HEp-2 cells were grown until confluent in a T-75 flask with DMEM (containing 10% FCS, gentamycin (0.05 mg/mL), streptomycin (0.1 mg/mL) and glutamine (Sigma-Aldrich Cat No. G7513, 4 mM); they were then harvested with trypsin, and the cell density was determined with a haemocytometer. Cells were diluted to 1 × 10⁵ cells/mL, and 200 µL was dispensed to each well in a 96-well plate and then incubated for 24 h at 5% CO₂ at 37 °C.

The supernatant was removed, and 100 µL of the respective chlamydia species in media (100,000 IFU/mL) was added, giving an MOI of 0.5. The plate was sealed and centrifuged at 500× g/28 °C for 30 min and then incubated for a further 3.5 h at 37 °C with 5% CO₂. The supernatant was removed, and 100 µL of cycloheximide in DMEM (1 µg/mL) was added in addition to 100 µL of drug stock solution to each respective well with DMSO and media negative controls and also azithromycin positive control. The plate was incubated for a further 26 h.

The supernatant was removed, and wells were washed with PBS (2 × 150 µL) and then fixed in methanol for eight minutes. The methanol was removed and washed with additional PBS (2 × 150 µL) and stored at 4 °C with 100 µL PBS per well and then stained and analyzed using fluorescence microscopy, which is outlined below.

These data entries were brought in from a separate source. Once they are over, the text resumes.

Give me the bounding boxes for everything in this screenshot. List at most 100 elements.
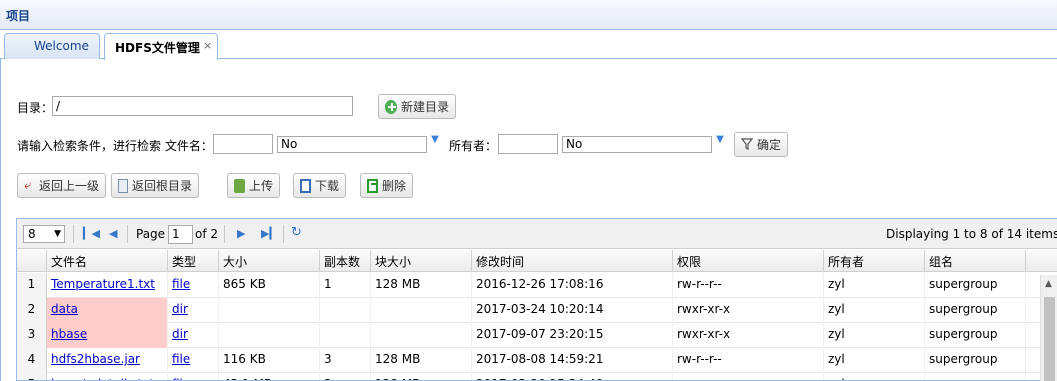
row-number: 3 xyxy=(27,327,36,341)
confirm-button[interactable]: 确定 xyxy=(734,132,788,157)
scrollbar-thumb[interactable] xyxy=(1044,297,1055,381)
file-size-cell: 116 KB xyxy=(219,348,320,373)
close-icon[interactable]: × xyxy=(203,39,212,52)
file-name-link[interactable]: hbase xyxy=(51,327,87,341)
page-number-input[interactable]: 1 xyxy=(168,225,193,244)
next-page-icon[interactable]: ▶ xyxy=(237,227,245,240)
new-directory-button[interactable]: 新建目录 xyxy=(378,94,456,119)
modified-time: 2017-03-24 10:20:14 xyxy=(476,302,604,316)
file-size: 865 KB xyxy=(223,277,266,291)
confirm-label: 确定 xyxy=(757,138,782,152)
directory-input[interactable]: / xyxy=(52,96,353,116)
previous-page-icon[interactable]: ◀ xyxy=(109,227,117,240)
group-name: supergroup xyxy=(929,377,997,380)
tab-welcome[interactable]: Welcome xyxy=(4,33,100,59)
chevron-down-icon[interactable]: ▼ xyxy=(713,134,727,148)
file-name-link[interactable]: hdfs2hbase.jar xyxy=(51,352,140,366)
download-label: 下载 xyxy=(314,179,339,193)
owner: zyl xyxy=(828,327,845,341)
chevron-down-icon: ▼ xyxy=(54,229,61,239)
toolbar-separator xyxy=(73,225,74,243)
group-name-cell: supergroup xyxy=(925,323,1026,348)
search-prompt: 请输入检索条件，进行检索 文件名： xyxy=(17,139,213,153)
paging-display-info: Displaying 1 to 8 of 14 items xyxy=(886,227,1057,241)
owner-match-select[interactable]: No xyxy=(562,136,712,153)
refresh-icon[interactable]: ↻ xyxy=(291,225,302,240)
column-header-modified-time[interactable]: 修改时间 xyxy=(472,250,673,272)
delete-button[interactable]: 删除 xyxy=(360,173,413,198)
last-page-icon[interactable]: ▶▎ xyxy=(261,227,278,240)
group-name: supergroup xyxy=(929,302,998,316)
owner-cell: zyl xyxy=(824,373,925,380)
replica-count-cell: 3 xyxy=(320,373,371,380)
modified-time-cell: 2017-03-24 10:20:14 xyxy=(472,298,673,323)
row-number-cell: 2 xyxy=(17,298,47,323)
panel-title: 项目 xyxy=(6,9,31,23)
table-row[interactable]: 5 in_out_details.txt file 43.1 MB 3 128 MB 201… xyxy=(17,373,1057,380)
back-root-button[interactable]: 返回根目录 xyxy=(111,173,199,198)
group-name: supergroup xyxy=(929,277,998,291)
permission-cell: rwxr-xr-x xyxy=(673,323,824,348)
table-row[interactable]: 1 Temperature1.txt file 865 KB 1 128 MB 2016-1… xyxy=(17,273,1057,298)
panel-header: 项目 xyxy=(0,0,1057,30)
filename-search-input[interactable] xyxy=(213,134,273,154)
file-type-link-cell: file xyxy=(168,373,219,380)
file-type-link[interactable]: dir xyxy=(172,327,188,341)
permission: rwxr-xr-x xyxy=(677,327,731,341)
row-number-cell: 3 xyxy=(17,323,47,348)
group-name: supergroup xyxy=(929,352,998,366)
column-header-group[interactable]: 组名 xyxy=(925,250,1026,272)
file-type-link[interactable]: file xyxy=(172,377,190,380)
back-up-button[interactable]: ⤶ 返回上一级 xyxy=(17,173,106,198)
group-name-cell: supergroup xyxy=(925,348,1026,373)
back-root-label: 返回根目录 xyxy=(131,179,192,193)
new-directory-label: 新建目录 xyxy=(400,100,449,114)
permission-cell: rwxr-xr-x xyxy=(673,298,824,323)
scroll-up-icon[interactable]: ▲ xyxy=(1045,279,1052,289)
back-arrow-icon: ⤶ xyxy=(24,177,32,193)
block-size: 128 MB xyxy=(375,377,420,380)
modified-time-cell: 2017-08-08 14:59:21 xyxy=(472,348,673,373)
column-header-type[interactable]: 类型 xyxy=(168,250,219,272)
permission-cell: rw-r--r-- xyxy=(673,348,824,373)
block-size-cell: 128 MB xyxy=(371,273,472,298)
tab-hdfs-file-manager[interactable]: HDFS文件管理 × xyxy=(104,33,218,60)
filter-icon xyxy=(740,137,754,152)
file-name-link[interactable]: Temperature1.txt xyxy=(51,277,155,291)
download-button[interactable]: 下载 xyxy=(293,173,346,198)
floppy-disk-icon xyxy=(300,178,311,193)
delete-label: 删除 xyxy=(381,179,406,193)
column-header-replicas[interactable]: 副本数 xyxy=(320,250,371,272)
table-row[interactable]: 2 data dir 2017-03-24 10:20:14 rwxr-xr-x zyl s… xyxy=(17,298,1057,323)
filename-match-select[interactable]: No xyxy=(277,136,427,153)
tab-hdfs-label: HDFS文件管理 xyxy=(115,41,200,55)
file-type-link[interactable]: dir xyxy=(172,302,188,316)
column-header-filename[interactable]: 文件名 xyxy=(47,250,168,272)
table-row[interactable]: 3 hbase dir 2017-09-07 23:20:15 rwxr-xr-x zyl… xyxy=(17,323,1057,348)
vertical-scrollbar[interactable]: ▲ xyxy=(1040,275,1057,381)
home-folder-icon xyxy=(118,178,128,193)
table-row[interactable]: 4 hdfs2hbase.jar file 116 KB 3 128 MB 2017-08-… xyxy=(17,348,1057,373)
file-type-link[interactable]: file xyxy=(172,277,190,291)
owner-cell: zyl xyxy=(824,298,925,323)
file-type-link[interactable]: file xyxy=(172,352,190,366)
column-header-block-size[interactable]: 块大小 xyxy=(371,250,472,272)
block-size-cell: 128 MB xyxy=(371,348,472,373)
column-header-permission[interactable]: 权限 xyxy=(673,250,824,272)
file-name-link[interactable]: data xyxy=(51,302,78,316)
file-name-link[interactable]: in_out_details.txt xyxy=(51,377,154,380)
file-name-link-cell: hdfs2hbase.jar xyxy=(47,348,168,373)
file-name-link-cell: data xyxy=(47,298,168,323)
chevron-down-icon[interactable]: ▼ xyxy=(428,134,442,148)
modified-time-cell: 2016-12-26 17:08:16 xyxy=(472,273,673,298)
column-header-owner[interactable]: 所有者 xyxy=(824,250,925,272)
first-page-icon[interactable]: ▎◀ xyxy=(83,227,100,240)
block-size-cell: 128 MB xyxy=(371,373,472,380)
toolbar-separator xyxy=(127,225,128,243)
owner-search-input[interactable] xyxy=(498,134,558,154)
upload-icon xyxy=(234,178,245,193)
page-size-select[interactable]: 8 ▼ xyxy=(23,225,65,243)
upload-button[interactable]: 上传 xyxy=(227,173,280,198)
column-header-size[interactable]: 大小 xyxy=(219,250,320,272)
tab-welcome-label: Welcome xyxy=(34,39,89,53)
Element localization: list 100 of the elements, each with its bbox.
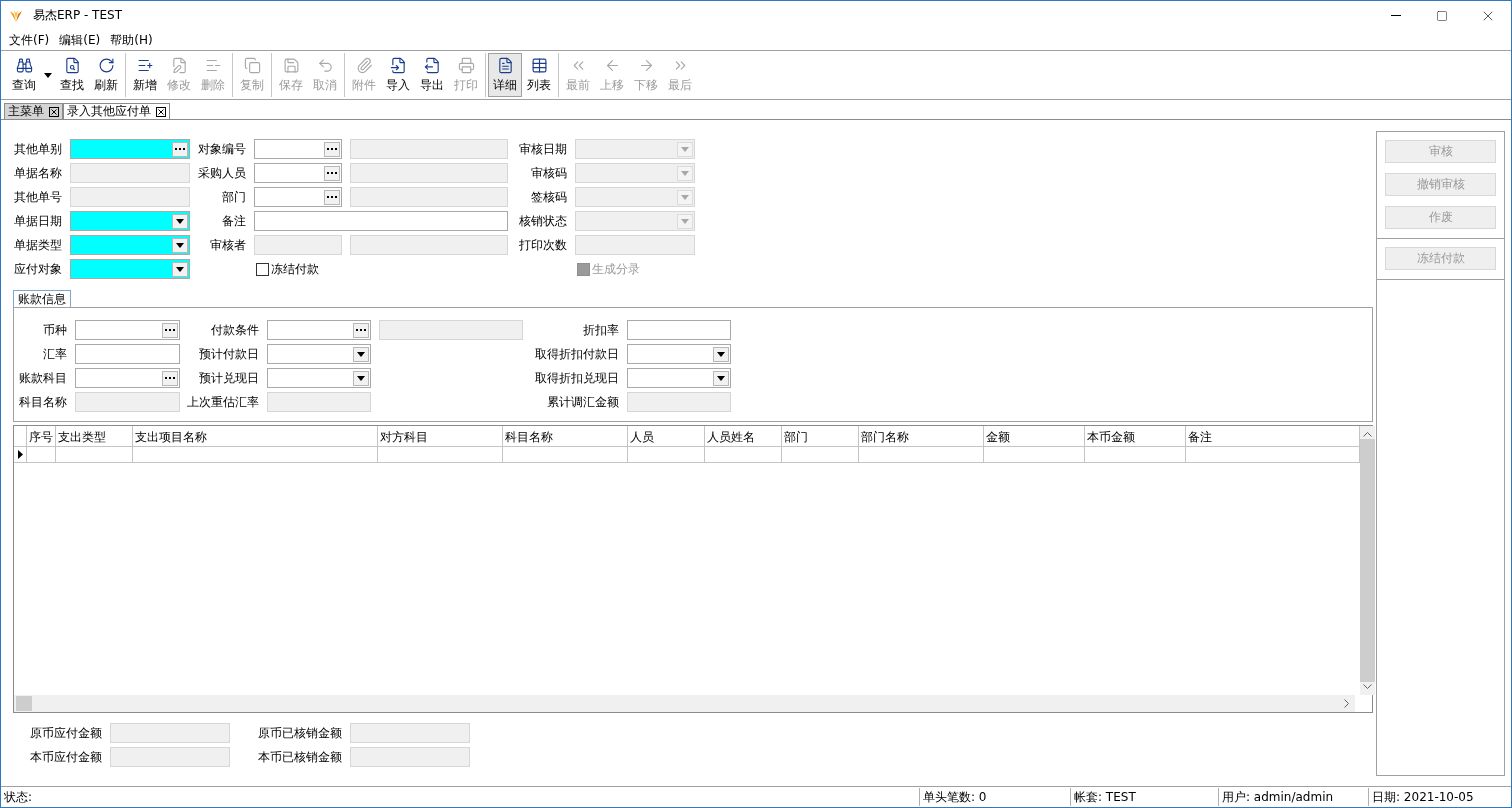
- dropdown-field[interactable]: [627, 344, 731, 364]
- lookup-field[interactable]: [254, 187, 342, 207]
- tab[interactable]: 录入其他应付单: [63, 103, 170, 119]
- column-header[interactable]: 部门名称: [859, 426, 984, 447]
- lookup-field[interactable]: [70, 139, 190, 159]
- lookup-field[interactable]: [75, 320, 180, 340]
- field-label: 原币应付金额: [29, 724, 103, 742]
- column-header[interactable]: 人员: [628, 426, 705, 447]
- status-panel: 帐套: TEST: [1070, 788, 1218, 806]
- field-label: 科目名称: [18, 393, 68, 411]
- field-label: 本币应付金额: [29, 748, 103, 766]
- menu-item[interactable]: 文件(F): [5, 31, 54, 49]
- dropdown-arrow-icon: [44, 72, 52, 78]
- toolbar-button[interactable]: 查询: [7, 53, 41, 97]
- paperclip-icon: [355, 56, 373, 74]
- field-label: 预计付款日: [198, 345, 260, 363]
- dropdown-button[interactable]: [713, 370, 729, 386]
- column-header[interactable]: 支出类型: [56, 426, 133, 447]
- document-icon: [496, 56, 514, 74]
- lookup-button[interactable]: [324, 189, 340, 205]
- scroll-thumb[interactable]: [16, 696, 32, 711]
- column-header[interactable]: 本币金额: [1085, 426, 1186, 447]
- toolbar-button[interactable]: 列表: [522, 53, 556, 97]
- lookup-button[interactable]: [172, 141, 188, 157]
- checkbox[interactable]: [256, 262, 269, 276]
- field-label: 单据日期: [13, 212, 63, 230]
- group-tab[interactable]: 账款信息: [13, 290, 71, 307]
- menu-item[interactable]: 编辑(E): [55, 31, 105, 49]
- lookup-field[interactable]: [254, 139, 342, 159]
- lookup-button[interactable]: [324, 141, 340, 157]
- import-icon: [389, 56, 407, 74]
- field-label: 折扣率: [582, 321, 620, 339]
- dropdown-field[interactable]: [70, 259, 190, 279]
- lookup-field[interactable]: [75, 368, 180, 388]
- field-label: 其他单号: [13, 188, 63, 206]
- column-header[interactable]: 科目名称: [503, 426, 628, 447]
- column-header[interactable]: 人员姓名: [705, 426, 782, 447]
- close-icon[interactable]: [156, 106, 166, 117]
- dropdown-field[interactable]: [267, 368, 371, 388]
- lookup-button[interactable]: [162, 370, 178, 386]
- field-label: 单据类型: [13, 236, 63, 254]
- dropdown-button[interactable]: [172, 261, 188, 277]
- column-header[interactable]: 备注: [1186, 426, 1360, 447]
- toolbar-button[interactable]: 详细: [488, 53, 522, 97]
- dropdown-button[interactable]: [172, 237, 188, 253]
- dropdown-button[interactable]: [353, 346, 369, 362]
- dropdown-field[interactable]: [70, 211, 190, 231]
- status-panel: 日期: 2021-10-05: [1368, 788, 1511, 806]
- field-label: 签核码: [530, 188, 568, 206]
- field-label: 累计调汇金额: [546, 393, 620, 411]
- field-label: 审核者: [209, 236, 247, 254]
- dropdown-arrow-icon: [681, 218, 689, 224]
- column-header[interactable]: 金额: [984, 426, 1085, 447]
- dropdown-arrow-icon: [176, 218, 184, 224]
- lookup-button[interactable]: [162, 322, 178, 338]
- dropdown-button[interactable]: [713, 346, 729, 362]
- field-label: 对象编号: [197, 140, 247, 158]
- checkbox-label: 冻结付款: [271, 260, 319, 278]
- checkbox-label: 生成分录: [592, 260, 640, 278]
- toolbar-button[interactable]: 新增: [128, 53, 162, 97]
- column-header[interactable]: 支出项目名称: [133, 426, 378, 447]
- dropdown-arrow-icon: [176, 242, 184, 248]
- print-icon: [457, 56, 475, 74]
- search-icon: [63, 56, 81, 74]
- menu-item[interactable]: 帮助(H): [106, 31, 157, 49]
- status-panel: 用户: admin/admin: [1218, 788, 1368, 806]
- lookup-button[interactable]: [353, 322, 369, 338]
- input-field[interactable]: [627, 320, 731, 340]
- toolbar-button[interactable]: 导出: [415, 53, 449, 97]
- column-header[interactable]: 序号: [27, 426, 56, 447]
- input-field[interactable]: [75, 344, 180, 364]
- toolbar-button[interactable]: 刷新: [89, 53, 123, 97]
- toolbar-button[interactable]: 查找: [55, 53, 89, 97]
- column-header[interactable]: 部门: [782, 426, 859, 447]
- dropdown-field[interactable]: [267, 344, 371, 364]
- dropdown-arrow-icon: [717, 351, 725, 357]
- horizontal-scrollbar[interactable]: [14, 695, 1355, 712]
- toolbar-button[interactable]: 导入: [381, 53, 415, 97]
- minimize-icon: [1391, 15, 1401, 16]
- binoculars-icon: [15, 56, 33, 74]
- dropdown-field[interactable]: [70, 235, 190, 255]
- maximize-icon: [1436, 9, 1448, 22]
- lookup-field[interactable]: [254, 163, 342, 183]
- field-label: 本币已核销金额: [257, 748, 343, 766]
- undo-icon: [316, 56, 334, 74]
- table-icon: [530, 56, 548, 74]
- field-label: 审核日期: [518, 140, 568, 158]
- dropdown-button[interactable]: [172, 213, 188, 229]
- field-label: 上次重估汇率: [186, 393, 260, 411]
- dropdown-field[interactable]: [627, 368, 731, 388]
- dropdown-button[interactable]: [353, 370, 369, 386]
- input-field[interactable]: [254, 211, 508, 231]
- dropdown-arrow-icon: [681, 146, 689, 152]
- tab[interactable]: 主菜单: [4, 103, 63, 119]
- close-icon[interactable]: [49, 106, 59, 117]
- field-label: 部门: [221, 188, 247, 206]
- lookup-button[interactable]: [324, 165, 340, 181]
- column-header[interactable]: 对方科目: [378, 426, 503, 447]
- lookup-field[interactable]: [267, 320, 371, 340]
- field-label: 应付对象: [13, 260, 63, 278]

Cells in fixed plates were permeabilized with 0.5% Triton X-100 in PBS for 15 min and then blocked with 1% BSA in PBS for 45 min. Anti-HtrA polyclonal antibody (sera) (1:600) (in-house [8]), anti-mouse tubulin (Sigma-Aldrich Cat no. T-5168, 1:3000) and DAPI (125 ng/mL) in PBS were added to each well (70 µL) and then gently shaken at room temperature while shielding it from light for 45 min. The primary antibodies were removed, and the wells were washed with PBS (4 × 150 µL). Secondary antibodies (goat anti-rabbit Alexafluor 488, Thermo Fisher Cat No. A-11008 and goat anti-mouse Alexafluor 568 (Thermo Fisher Cat No. A-11004)) in PBS (70 µL, 1:600 respectively) were added and the wells were gently shaken at room temperature while shielding them from light for 45 min. The antibodies were removed, and the wells were washed with PBS (5 × 150 µL); cells were then stored with PBS (100 µL per well) at 4 °C pending analysis.

Plates were analyzed on an INcell Analyzer 2200 (Cytiva Life Sciences, Marlborough, MA, USA) using both laser autofocus (10%) and software autofocus modes, with ten random images per well covering a minimum of 80% of the well at 10x magnification. Non-morphologically affected inclusions were counted using a macro in ImageJ (v1.54f), and MIC was defined as being one two-fold dilution more concentrated than MIC_TP (where MIC_TP is defined as the lowest concentration to produce ≥90% morphologically abnormal inclusions) relative to solvent controls [27].

4. Conclusions

In this work, we explored the structure–activity relationships of 3-alkoxy-4-chloroisocoumarins as serine protease inhibitors against CtHtrA and HLE. The compounds were further evaluated for their cytotoxic properties against HEp-2 and McCoy B cells and for their anti-chlamydial properties against C. trachomatis. Steric bulk on the C-3 alkoxy chain was identified as the driving factor for CtHtrA inhibitory potency and selectivity between the two proteases, while C-7 substitution was found to reduce the inhibitory potency against CtHtrA. Compounds with C-7 substituents were slightly more cytotoxic than their unsubstituted analogue against HEp-2 and McCoy B cells. It was found that 7-amino and 7-dimethylamino derivatives afford 4-chloroisocoumarin compounds with anti-chlamydial properties. However, these anti-chlamydial properties were not found to correlate with their CtHtrA inhibitory activity.